In the words of former Kennedy Space Center Deputy Director James Jennings, the space shuttle was one of the greatest programs this country has ever had. “No matter where you were when the space shuttle launched – just for that brief moment – everyone was hoping and praying for the same thing: that we were going to be successful.” And yet, from the time NASA first shared its vision of the shuttle as a safe, frequent, and affordable ferry to space, its track record would demonstrate the exact opposite: estimated costs of $20 million would skyrocket to $1.6 billion per flight. ; planned schedules of 60 missions a year never exceeded nine, and a machine that was repeatedly touted as safe and reliable resulted in the deaths of fourteen astronauts (the deadliest space vehicle on record to date).

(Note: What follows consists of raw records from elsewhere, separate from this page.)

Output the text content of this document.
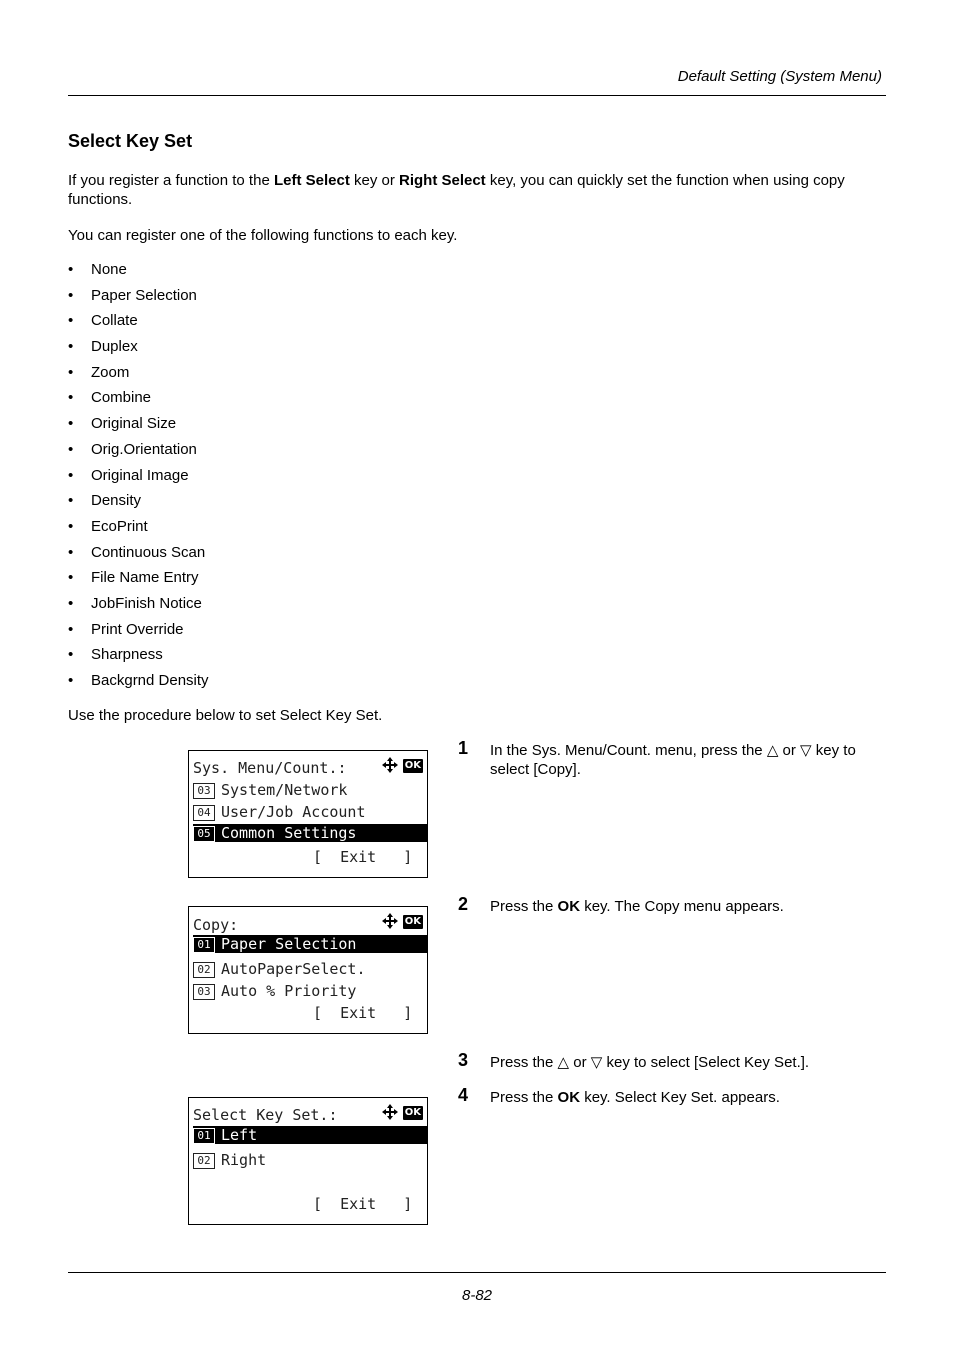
Default Setting (System Menu)
Select Key Set

If you register a function to the Left Select key or Right Select key, you can quickly set the function when using copy functions.

You can register one of the following functions to each key.

• None
• Paper Selection
• Collate
• Duplex
• Zoom
• Combine
• Original Size
• Orig.Orientation
• Original Image
• Density
• EcoPrint
• Continuous Scan
• File Name Entry
• JobFinish Notice
• Print Override
• Sharpness
• Backgrnd Density

Use the procedure below to set Select Key Set.

Sys. Menu/Count.:	OK
03 System/Network
04 User/Job Account
05 Common Settings
[  Exit   ]
Copy:	OK
01 Paper Selection
02 AutoPaperSelect.
03 Auto % Priority
[  Exit   ]
Select Key Set.:	OK
01 Left
02 Right
[  Exit   ]
1 In the Sys. Menu/Count. menu, press the △ or ▽ key to select [Copy].
2 Press the OK key. The Copy menu appears.
3 Press the △ or ▽ key to select [Select Key Set.].
4 Press the OK key. Select Key Set. appears.
8-82
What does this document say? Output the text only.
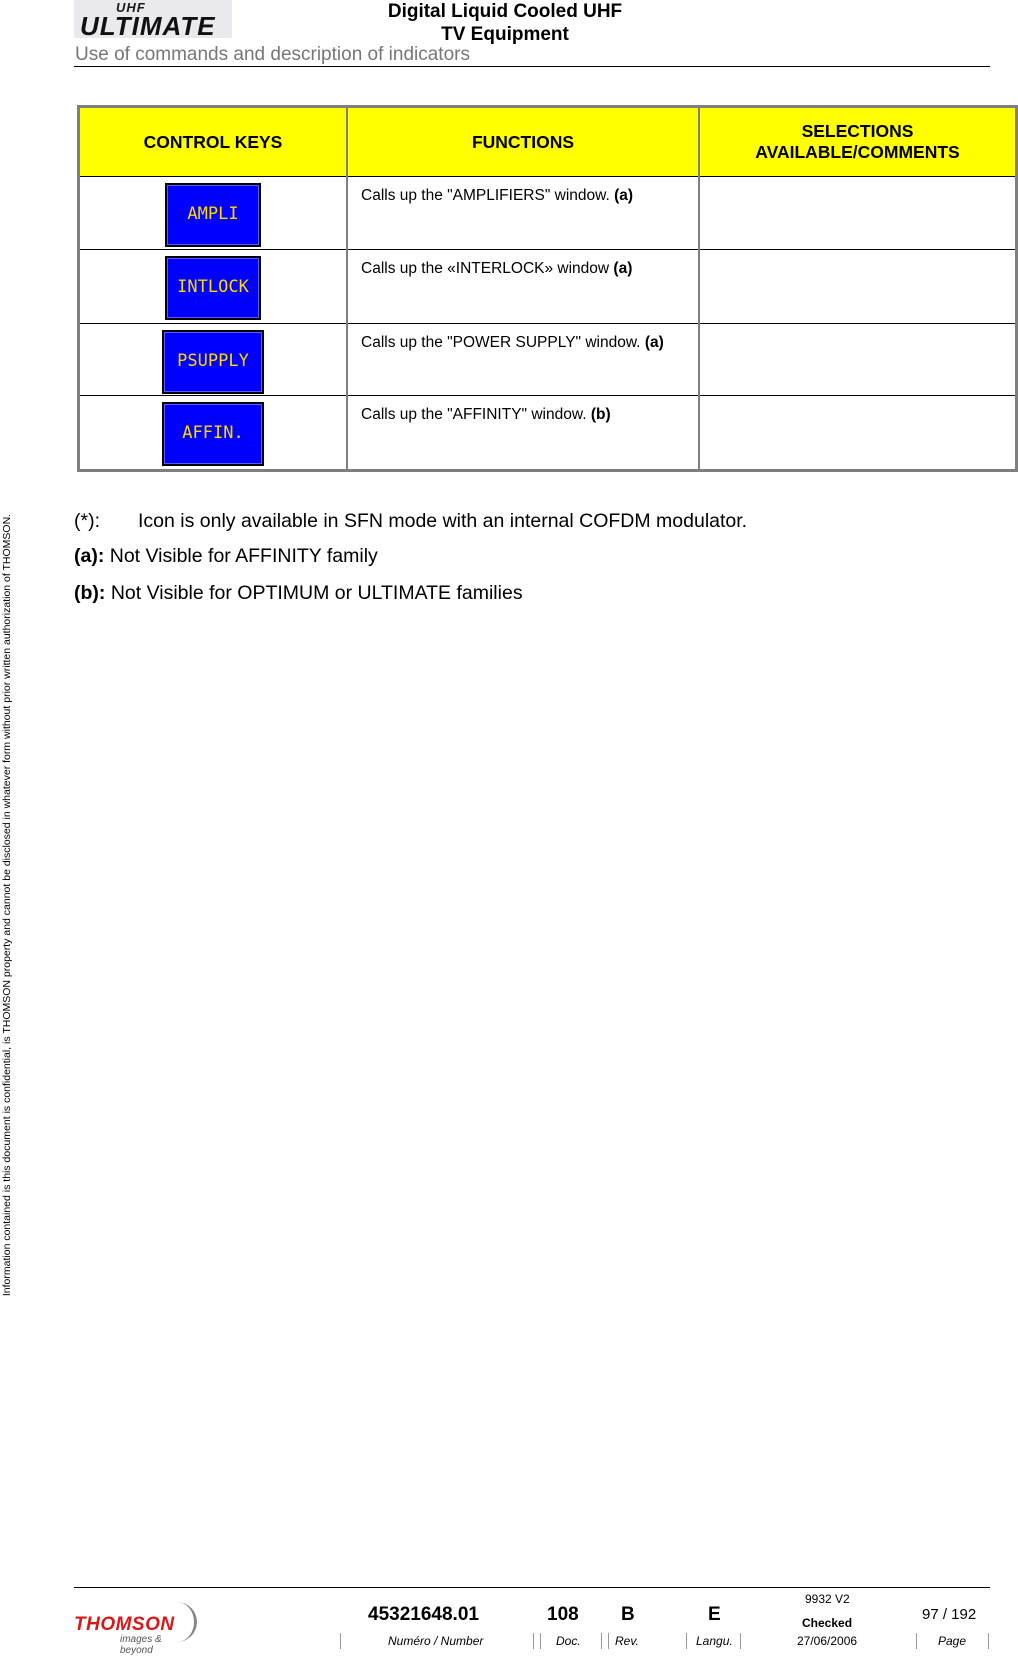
Information contained is this document is confidential, is THOMSON property and cannot be disclosed in whatever form without prior written authorization of THOMSON.
UHF
ULTIMATE	Digital Liquid Cooled UHF
TV Equipment
Use of commands and description of indicators
CONTROL KEYS	FUNCTIONS	SELECTIONS AVAILABLE/COMMENTS

AMPLI	Calls up the "AMPLIFIERS" window. (a)	

INTLOCK	Calls up the «INTERLOCK» window (a)	

PSUPPLY	Calls up the "POWER SUPPLY" window. (a)	

AFFIN.	Calls up the "AFFINITY" window. (b)	

(*): Icon is only available in SFN mode with an internal COFDM modulator.
(a): Not Visible for AFFINITY family
(b): Not Visible for OPTIMUM or ULTIMATE families
THOMSON
images & beyond
45321648.01
Numéro / Number
108
Doc.
B
Rev.
E
Langu.
9932 V2
Checked
27/06/2006
97 / 192
Page
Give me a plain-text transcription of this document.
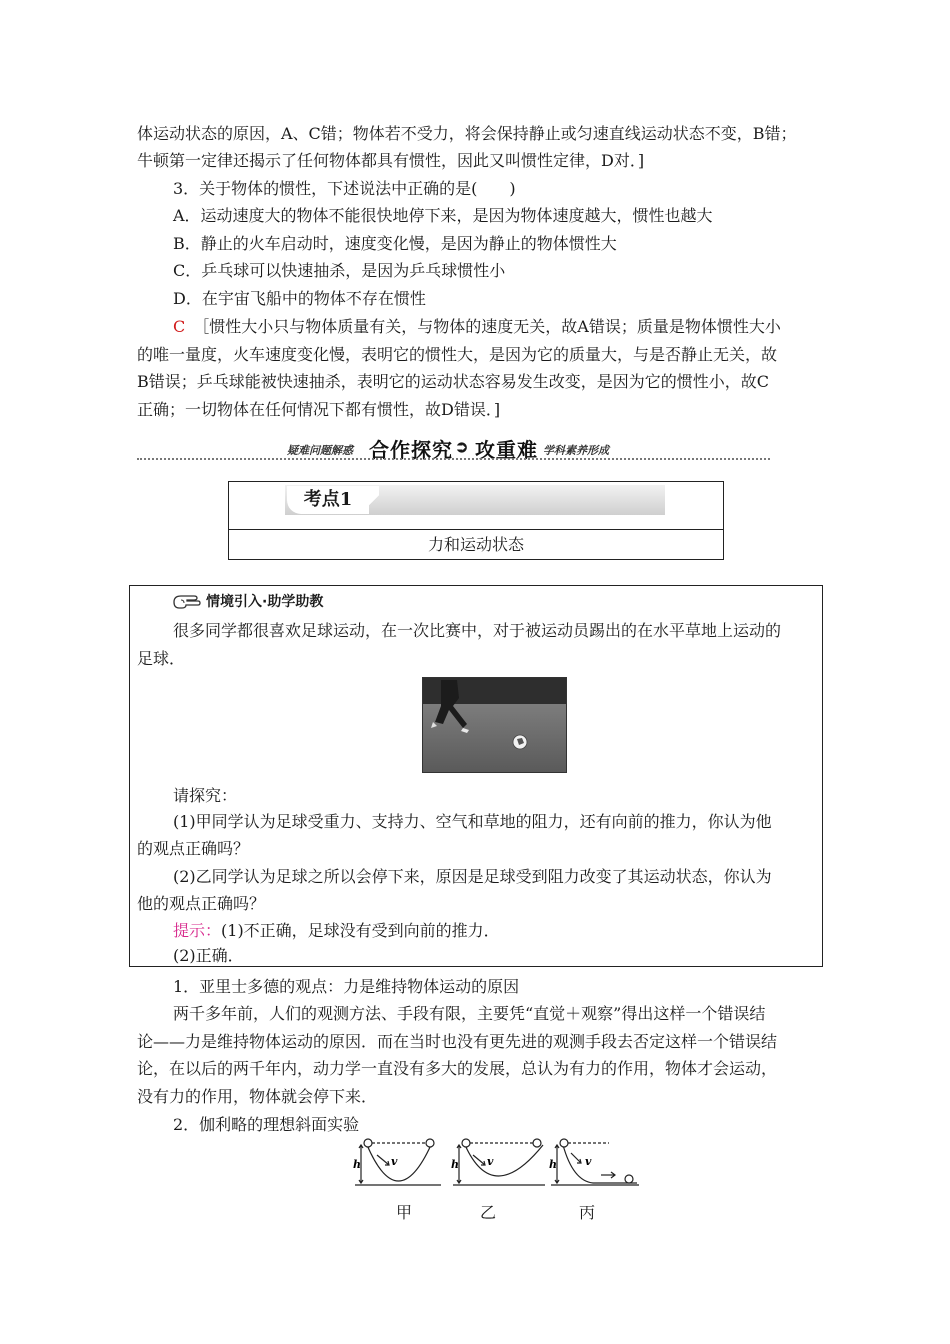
体运动状态的原因，A、C错；物体若不受力，将会保持静止或匀速直线运动状态不变，B错；

牛顿第一定律还揭示了任何物体都具有惯性，因此又叫惯性定律，D对．]

3．关于物体的惯性，下述说法中正确的是(　　)

A．运动速度大的物体不能很快地停下来，是因为物体速度越大，惯性也越大

B．静止的火车启动时，速度变化慢，是因为静止的物体惯性大

C．乒乓球可以快速抽杀，是因为乒乓球惯性小

D．在宇宙飞船中的物体不存在惯性

C　 ［惯性大小只与物体质量有关，与物体的速度无关，故A错误；质量是物体惯性大小

的唯一量度，火车速度变化慢，表明它的惯性大，是因为它的质量大，与是否静止无关，故

B错误；乒乓球能被快速抽杀，表明它的运动状态容易发生改变，是因为它的惯性小，故C

正确；一切物体在任何情况下都有惯性，故D错误．]

疑难问题解惑 合作探究 ➲ 攻重难 学科素养形成
考点1
力和运动状态
情境引入·助学助教

很多同学都很喜欢足球运动，在一次比赛中，对于被运动员踢出的在水平草地上运动的

足球．

请探究：

(1)甲同学认为足球受重力、支持力、空气和草地的阻力，还有向前的推力，你认为他

的观点正确吗？

(2)乙同学认为足球之所以会停下来，原因是足球受到阻力改变了其运动状态，你认为

他的观点正确吗？

提示：(1)不正确，足球没有受到向前的推力．

(2)正确．

1．亚里士多德的观点：力是维持物体运动的原因

两千多年前，人们的观测方法、手段有限，主要凭“直觉＋观察”得出这样一个错误结

论——力是维持物体运动的原因．而在当时也没有更先进的观测手段去否定这样一个错误结

论，在以后的两千年内，动力学一直没有多大的发展，总认为有力的作用，物体才会运动，

没有力的作用，物体就会停下来．

2．伽利略的理想斜面实验

h	v	h	v	h	v
甲	乙	丙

Flying for thirty years, there is great disagreement over whether the Space Shuttle, as the world’s first reusable spacecraft, was truly a success story. In this feature documentary, When we were shuttle will get to the heart of its legacy by tapping into the humanity behind the Shuttle program – hearing first-hand from some of the exceptional men and women who worked behind the scenes to make it fly. What did they think made the program special? Why was it necessary? How has their involvement with Shuttle impacted their lives, their families, and the greater Space Coast Florida community? Through memories and personal archives, the latest film from public television WLRN explores their fondest memories and their darkest hours: from the launch and repair of the Hubble Space Telescope to the construction of the International Space Station, in going through the loss of the shuttles. Challenger and Colombia in accidents that were ultimately deemed preventable and, in many ways, provided the impetus for the fleet’s early retirement.

Rockwell workers install circuits

For all its flaws, one of the biggest takeaways from the Shuttle program is its attempt to be a great equalizer, both in space and on the ground. The astronaut corps during the shuttle years was intentionally more representative of America as a whole, more diverse in terms of race, gender, cultural and occupational backgrounds. During the shuttle years, NASA and its contractors also tried to increase the number of women and minorities in its ranks, from blue-collar and administrative positions to those in management and leadership.

Spectators watch the shuttle launch

Unlike other documentaries which take a top-down approach, focusing on the stories of astronauts and figureheads, When we were shuttle delivers a unique and intimate portrait of the Space Shuttle years. As NASA and now private sector companies strive to make space travel more profitable, reliable, and ultimately more routine, the social history captured in this story provides viewers with a more holistic framework for understanding our collective history of flight. spacecraft, in turn giving us a better platform to determine not only where we might want to go in our continued exploration of space, but How? ‘Or’ What we are going to do it.